今はとにかく、風華たちの邪魔をしないことが肝要だ。

空に目で合図を送り、そっとその場を離れる。

…みんなはすでに話し込んでいた。

一瞬をも惜しむように。

このときは二度と訪れないから。



星が優しく瞬く夜空。

広間の熱気はまだまだ冷めないようで、片付けが済むと布団を持ち込む者もいた。

私はそんな熱気とは少し外れて、自分の部屋の屋根縁に。


「お前の角はどうなってるんだ?」

「分かんない」

「なんで角を握ったら目が覚めるんだ」

「目が覚めるんじゃないんだぞ。狼の姉さまに頭を撫でてもらったときみたいに、なんだか気持ち良いんだ」

「ふぅん。こうか?」


ゆっくりと頭を撫でると、ルウェはギュッと抱きついてきて。


「えへへ」

「そういえば、狼ルウェとクーアの名前は決まったのか?」

「あ…。忘れてたんだぞ…」

「ふふふ。また明日、考えような」

「うん!」


ルウェは龍なのに、響や光のような翼はないんだな。

でも、三人の中で一番小さいにも関わらず、角は一番立派だ。


「紅葉さまはみなさんとお話しにならないのですか?」

「また今度な」

「クノお兄ちゃん~」

「ルウェさま、まだ起きていたんですね。

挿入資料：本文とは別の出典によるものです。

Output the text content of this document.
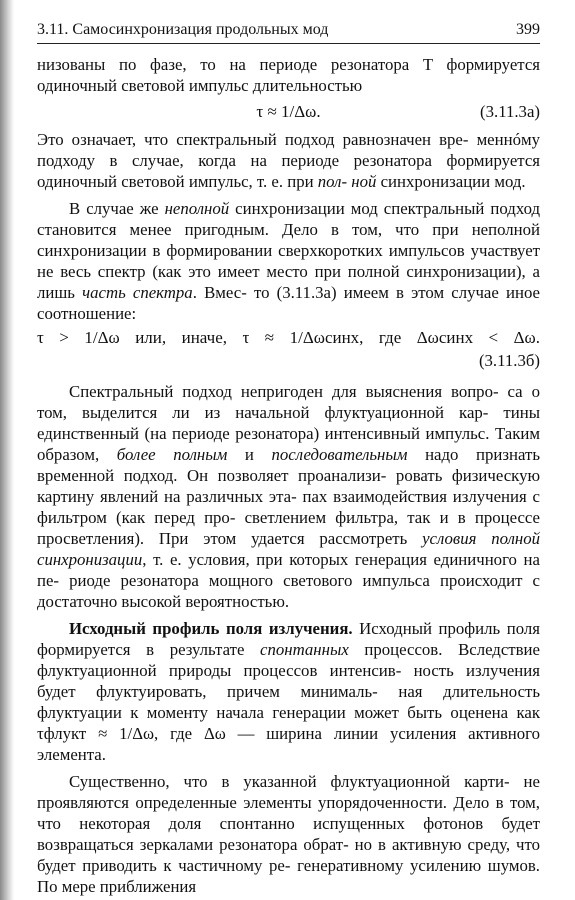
3.11. Самосинхронизация продольных мод	399

низованы по фазе, то на периоде резонатора T формируется одиночный световой импульс длительностью

τ ≈ 1/Δω.	(3.11.3а)

Это означает, что спектральный подход равнозначен вре- меннóму подходу в случае, когда на периоде резонатора формируется одиночный световой импульс, т. е. при пол- ной синхронизации мод.

В случае же неполной синхронизации мод спектральный подход становится менее пригодным. Дело в том, что при неполной синхронизации в формировании сверхкоротких импульсов участвует не весь спектр (как это имеет место при полной синхронизации), а лишь часть спектра. Вмес- то (3.11.3а) имеем в этом случае иное соотношение:

τ > 1/Δω или, иначе, τ ≈ 1/Δωсинх, где Δωсинх < Δω.
(3.11.3б)

Спектральный подход непригоден для выяснения вопро- са о том, выделится ли из начальной флуктуационной кар- тины единственный (на периоде резонатора) интенсивный импульс. Таким образом, более полным и последовательным надо признать временной подход. Он позволяет проанализи- ровать физическую картину явлений на различных эта- пах взаимодействия излучения с фильтром (как перед про- светлением фильтра, так и в процессе просветления). При этом удается рассмотреть условия полной синхронизации, т. е. условия, при которых генерация единичного на пе- риоде резонатора мощного светового импульса происходит с достаточно высокой вероятностью.

Исходный профиль поля излучения. Исходный профиль поля формируется в результате спонтанных процессов. Вследствие флуктуационной природы процессов интенсив- ность излучения будет флуктуировать, причем минималь- ная длительность флуктуации к моменту начала генерации может быть оценена как τфлукт ≈ 1/Δω, где Δω — ширина линии усиления активного элемента.

Существенно, что в указанной флуктуационной карти- не проявляются определенные элементы упорядоченности. Дело в том, что некоторая доля спонтанно испущенных фотонов будет возвращаться зеркалами резонатора обрат- но в активную среду, что будет приводить к частичному ре- генеративному усилению шумов. По мере приближения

ヤーリェさまのように早く寝た方がいいですよ」

「あぅ…」

「まあいいじゃないか。クノもこっちに来いよ」

「…はい」

「その堅苦しい喋り方もやめて」

「………」

「クノとはまた一ヶ月後だな」

「そうだな」

「一ヶ月後なの?」

「僕と長之助はだいたい一ヶ月後。タルニアさまは三ヶ月後だな」

「寂しいんだぞ…」

「僕がいなくなって寂しいと思ってくれるのは嬉しい。でも、良き兄、姉がいるだろ?それを忘れちゃダメだ。ルウェが寂しいと思っていると、みんなが寂しくなるんだから」

「うん…」

「それに、また一ヶ月後に会えるんだから。哀しい顔をするな」

「うん…そうだよね」

「笑って笑って。ルウェは、笑ってる顔が一番だ」

「えへへ」


クノに撫でられてニッコリ笑顔。

それで安心したのか、大きな欠伸をして。


「さあ、寝ようか」

「うん…」

「紅葉はどうする?」

「もうちょっと星を見てるよ」

「分かった」

「笛、吹いてくれるか?」

「ふふ、分かったよ」


クノは、ルウェを寝かせて笛を取り出す。

私も懐から笛を取り出し、そっと口をあて。

そして、どちらともなく吹き始める。

ルウェは虚ろな目でそれを眺めていて。

ふたつの旋律は、月が昇り始めた夜空に遠くまで響いていった。